Lors d’un incident, l’établissement doit réagir le plus rapidement possible, afin de pouvoir le circonscrire. L’inconvénient majeur est qu’il existe une multitude de situations, qui peuvent mettre en péril l’ordre de l’établissement.

De ce fait, l’administration pénitentiaire doit se préparer à toute éventuelle perturbation, qu’elle soit personnelle comme l’auto-agression d’un détenu, ou collective comme une mutinerie ou une évasion.

Néanmoins, dans un établissement pénitentiaire, on retrouve les mêmes problèmes qu’à l’extérieur.

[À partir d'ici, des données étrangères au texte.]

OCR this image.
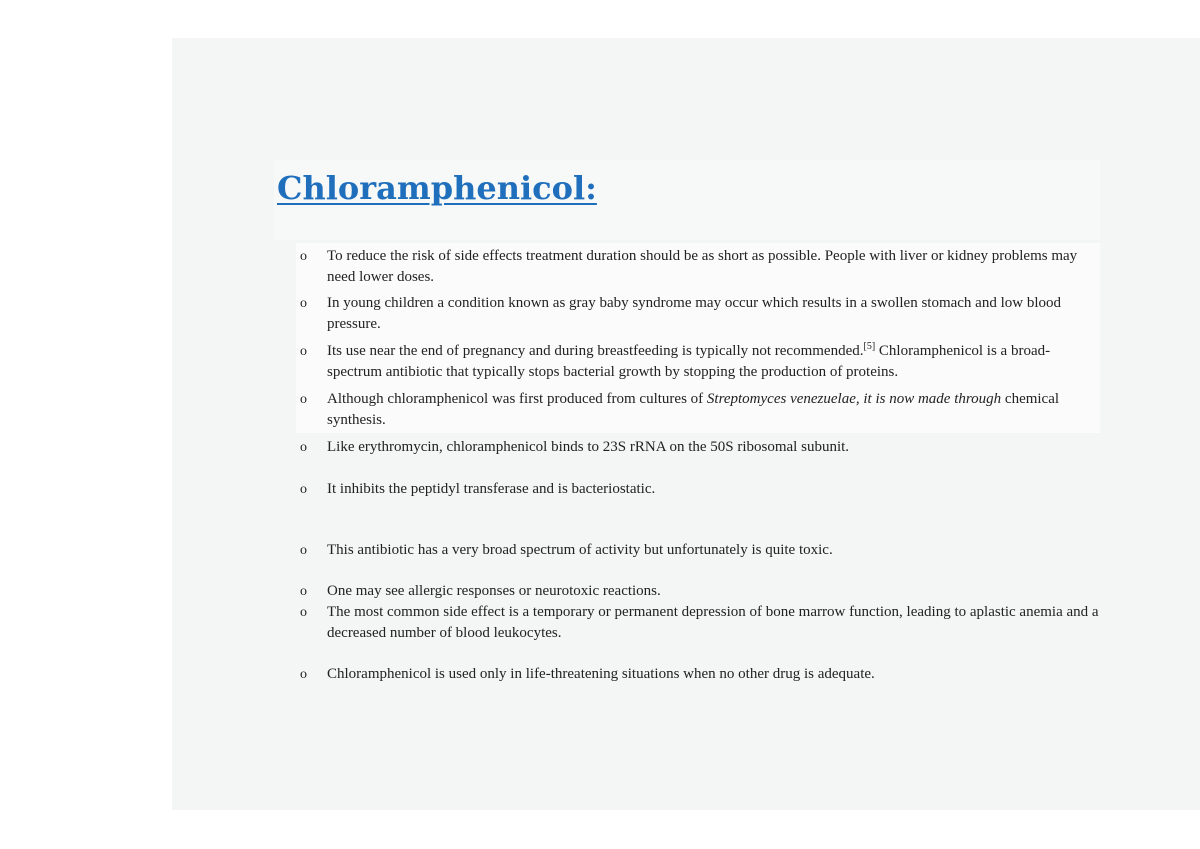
Chloramphenicol:
o	To reduce the risk of side effects treatment duration should be as short as possible. People with liver or kidney problems may need lower doses.
o	In young children a condition known as gray baby syndrome may occur which results in a swollen stomach and low blood pressure.
o	Its use near the end of pregnancy and during breastfeeding is typically not recommended.[5] Chloramphenicol is a broad-spectrum antibiotic that typically stops bacterial growth by stopping the production of proteins.
o	Although chloramphenicol was first produced from cultures of Streptomyces venezuelae, it is now made through chemical synthesis.
o	Like erythromycin, chloramphenicol binds to 23S rRNA on the 50S ribosomal subunit.
o	It inhibits the peptidyl transferase and is bacteriostatic.
o	This antibiotic has a very broad spectrum of activity but unfortunately is quite toxic.
o	One may see allergic responses or neurotoxic reactions.
o	The most common side effect is a temporary or permanent depression of bone marrow function, leading to aplastic anemia and a decreased number of blood leukocytes.
o	Chloramphenicol is used only in life-threatening situations when no other drug is adequate.
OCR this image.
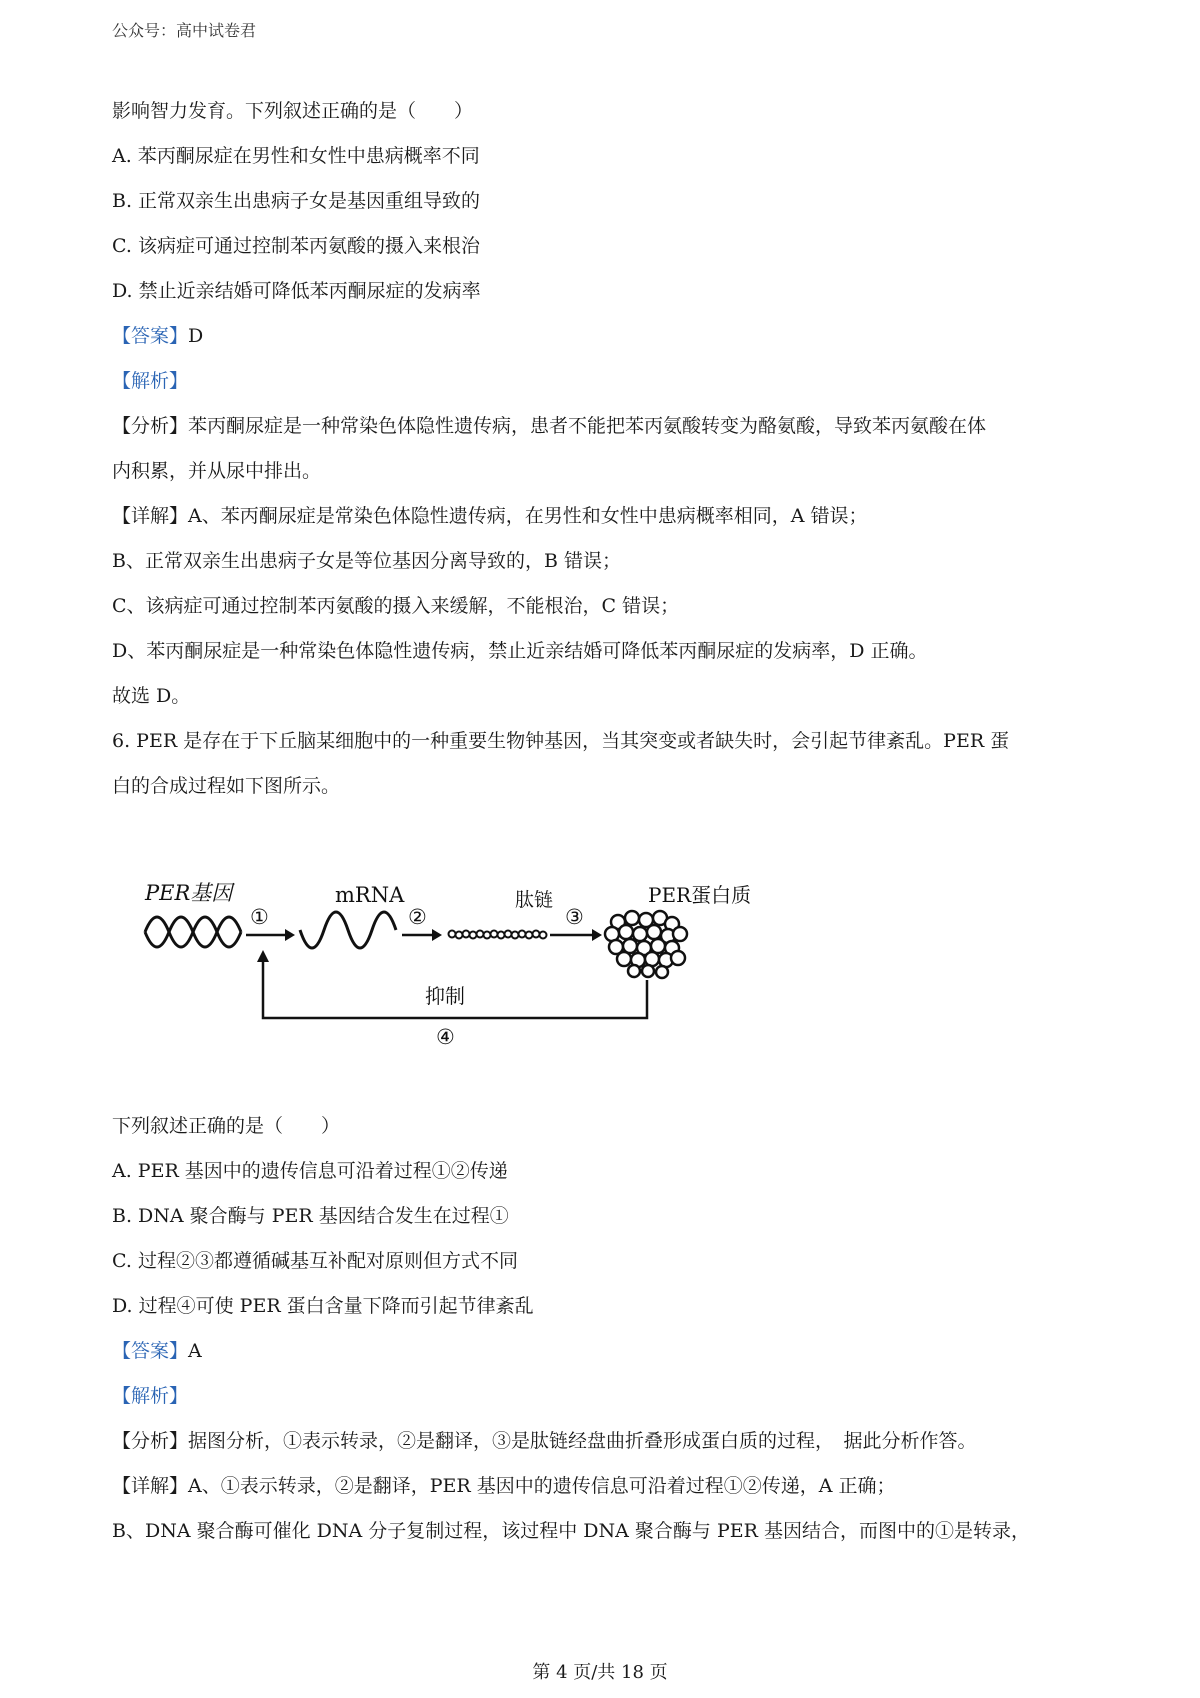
公众号：高中试卷君
影响智力发育。下列叙述正确的是（　　）
A. 苯丙酮尿症在男性和女性中患病概率不同
B. 正常双亲生出患病子女是基因重组导致的
C. 该病症可通过控制苯丙氨酸的摄入来根治
D. 禁止近亲结婚可降低苯丙酮尿症的发病率
【答案】D
【解析】
【分析】苯丙酮尿症是一种常染色体隐性遗传病，患者不能把苯丙氨酸转变为酪氨酸，导致苯丙氨酸在体
内积累，并从尿中排出。
【详解】A、苯丙酮尿症是常染色体隐性遗传病，在男性和女性中患病概率相同，A 错误；
B、正常双亲生出患病子女是等位基因分离导致的，B 错误；
C、该病症可通过控制苯丙氨酸的摄入来缓解，不能根治，C 错误；
D、苯丙酮尿症是一种常染色体隐性遗传病，禁止近亲结婚可降低苯丙酮尿症的发病率，D 正确。
故选 D。
6. PER 是存在于下丘脑某细胞中的一种重要生物钟基因，当其突变或者缺失时，会引起节律紊乱。PER 蛋
白的合成过程如下图所示。
PER基因	mRNA	肽链	PER蛋白质
①	②	③
抑制
④
下列叙述正确的是（　　）
A. PER 基因中的遗传信息可沿着过程①②传递
B. DNA 聚合酶与 PER 基因结合发生在过程①
C. 过程②③都遵循碱基互补配对原则但方式不同
D. 过程④可使 PER 蛋白含量下降而引起节律紊乱
【答案】A
【解析】
【分析】据图分析，①表示转录，②是翻译，③是肽链经盘曲折叠形成蛋白质的过程，　据此分析作答。
【详解】A、①表示转录，②是翻译，PER 基因中的遗传信息可沿着过程①②传递，A 正确；
B、DNA 聚合酶可催化 DNA 分子复制过程，该过程中 DNA 聚合酶与 PER 基因结合，而图中的①是转录，
第 4 页/共 18 页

En effet, la loi du silence entre les détenus, et même entre les surveillants, existe. Il est vrai que l’administration pénitentiaire a beaucoup évolué. Il y a plus de transparence qu’auparavant, les surveillants ont perdu leur image de bourreau. On les considère désormais comme des éducateurs, qui écoutent le détenu.

D’ailleurs, l’avant-projet de la loi pénitentiaire a réaffirmé les missions du service public pénitentiaire, qui sont la garde et la réinsertion des personnes placées sous main de justice. Il en a, en outre, précisé une troisième, celle de l’accompagnement individuel quotidien de ces personnes.

Mais malgré cela, beaucoup de violences entre les détenus restent impunies. C’est aussi face à cela que l’administration doit réagir et lutter.

Mais, on constate tout de même que, dans les mentalités, la sécurité de la société passe avant celle des détenus, et même avant celle des personnels pénitentiaires.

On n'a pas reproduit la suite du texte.